Open-label pharmacokinetics (PK) phase. Participants with high proteinuria classification will receive belimumab weekly subcutaneous injections (52 doses administered Week 0 to Week 51) and rituximab infusions at Weeks 4 and 6. High proteinuria classification: The excretion of ≥8 g/day of protein by the kidneys in adults. (Normal in adults: 0.15 g/day).

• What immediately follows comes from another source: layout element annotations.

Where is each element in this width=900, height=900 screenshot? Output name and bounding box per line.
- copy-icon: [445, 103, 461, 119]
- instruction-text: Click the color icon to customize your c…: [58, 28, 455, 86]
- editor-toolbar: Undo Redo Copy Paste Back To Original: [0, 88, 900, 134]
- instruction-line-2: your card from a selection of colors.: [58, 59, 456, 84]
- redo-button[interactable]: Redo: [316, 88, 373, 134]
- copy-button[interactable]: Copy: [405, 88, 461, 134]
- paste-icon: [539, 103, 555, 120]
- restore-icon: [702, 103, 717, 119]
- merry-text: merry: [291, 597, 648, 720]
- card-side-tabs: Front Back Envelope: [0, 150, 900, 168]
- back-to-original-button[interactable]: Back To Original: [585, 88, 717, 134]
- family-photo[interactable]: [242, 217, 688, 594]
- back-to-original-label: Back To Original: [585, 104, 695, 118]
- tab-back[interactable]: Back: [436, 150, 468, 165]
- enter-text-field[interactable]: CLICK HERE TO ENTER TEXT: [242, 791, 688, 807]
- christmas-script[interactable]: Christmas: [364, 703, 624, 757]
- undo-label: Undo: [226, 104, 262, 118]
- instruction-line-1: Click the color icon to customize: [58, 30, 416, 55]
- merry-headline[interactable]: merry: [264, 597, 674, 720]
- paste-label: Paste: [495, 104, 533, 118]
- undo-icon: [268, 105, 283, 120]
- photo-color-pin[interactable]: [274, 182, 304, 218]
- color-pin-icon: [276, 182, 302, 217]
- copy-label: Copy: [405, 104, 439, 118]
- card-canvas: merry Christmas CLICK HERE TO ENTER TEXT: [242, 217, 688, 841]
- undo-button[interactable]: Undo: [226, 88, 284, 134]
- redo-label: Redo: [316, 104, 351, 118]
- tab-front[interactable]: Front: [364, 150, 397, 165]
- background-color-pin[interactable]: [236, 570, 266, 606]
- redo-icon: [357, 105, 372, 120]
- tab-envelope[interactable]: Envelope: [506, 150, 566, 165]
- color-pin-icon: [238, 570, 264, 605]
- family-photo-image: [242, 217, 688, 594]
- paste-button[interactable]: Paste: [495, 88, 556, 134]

Participants in the low proteinuria classification stratification, based upon Part A, and randomized to this arm, will receive subcutaneous belimumab 400 mg (two 200 mg injections) once weekly from weeks 0-3, and then 200 mg once weekly from weeks 4-51. Participants will receive rituximab infusions at Weeks 4 and 6. At week 30, participants will be assessed for a response to study treatment. Participants who meet at least two out of the following three criteria at week 30 will be considered to have an inadequate response to study treatment and receive a second course of rituximab (defined as 1000 mg IV given at weeks 34 and 36): Anti-PLA2R level is ≥ 25% of baseline Proteinuria is ≥ 50% of baseline Serum albumin is < 2.8 g/dL
Participants in the low proteinuria classification stratification, based upon Part A, and randomized to this arm, will receive subcutaneous belimumab placebo 400 mg (two 200 mg injections) once weekly from weeks 0-3, and then 200 mg once weekly from weeks 4-51. Participants will receive rituximab infusions at Weeks 4 and 6. At week 30, participants will be assessed for a response to study treatment. Participants who meet at least two out of the following three criteria at week 30 will be considered to have an inadequate response to study treatment and receive a second course of rituximab (defined as 1000 mg IV given at weeks 34 and 36): Anti-PLA2R level is ≥ 25% of baseline Proteinuria is ≥ 50% of baseline Serum albumin is < 2.8 g/dL
Participants in the high proteinuria classification stratification, based upon Part A, and randomized to this arm, will receive subcutaneous belimumab 400 mg (two 200 mg injections) once weekly from weeks 0-3, and then 200 mg once weekly from weeks 4-51. Participants will receive rituximab infusions at Weeks 4 and 6. At week 30, participants will be assessed for a response to study treatment. Participants who meet at least two out of the following three criteria at week 30 will be considered to have an inadequate response to study treatment and receive a second course of rituximab (defined as 1000 mg IV given at weeks 34 and 36): Anti-PLA2R level is ≥ 25% of baseline Proteinuria is ≥ 50% of baseline Serum albumin is < 2.8 g/dL
Participants in the high proteinuria classification stratification, based upon Part A, and randomized to this arm, will receive belimumab placebo weekly subcutaneous injections (52 doses administered Week 0 to Week 51) and rituximab infusions at Weeks 4 and 6.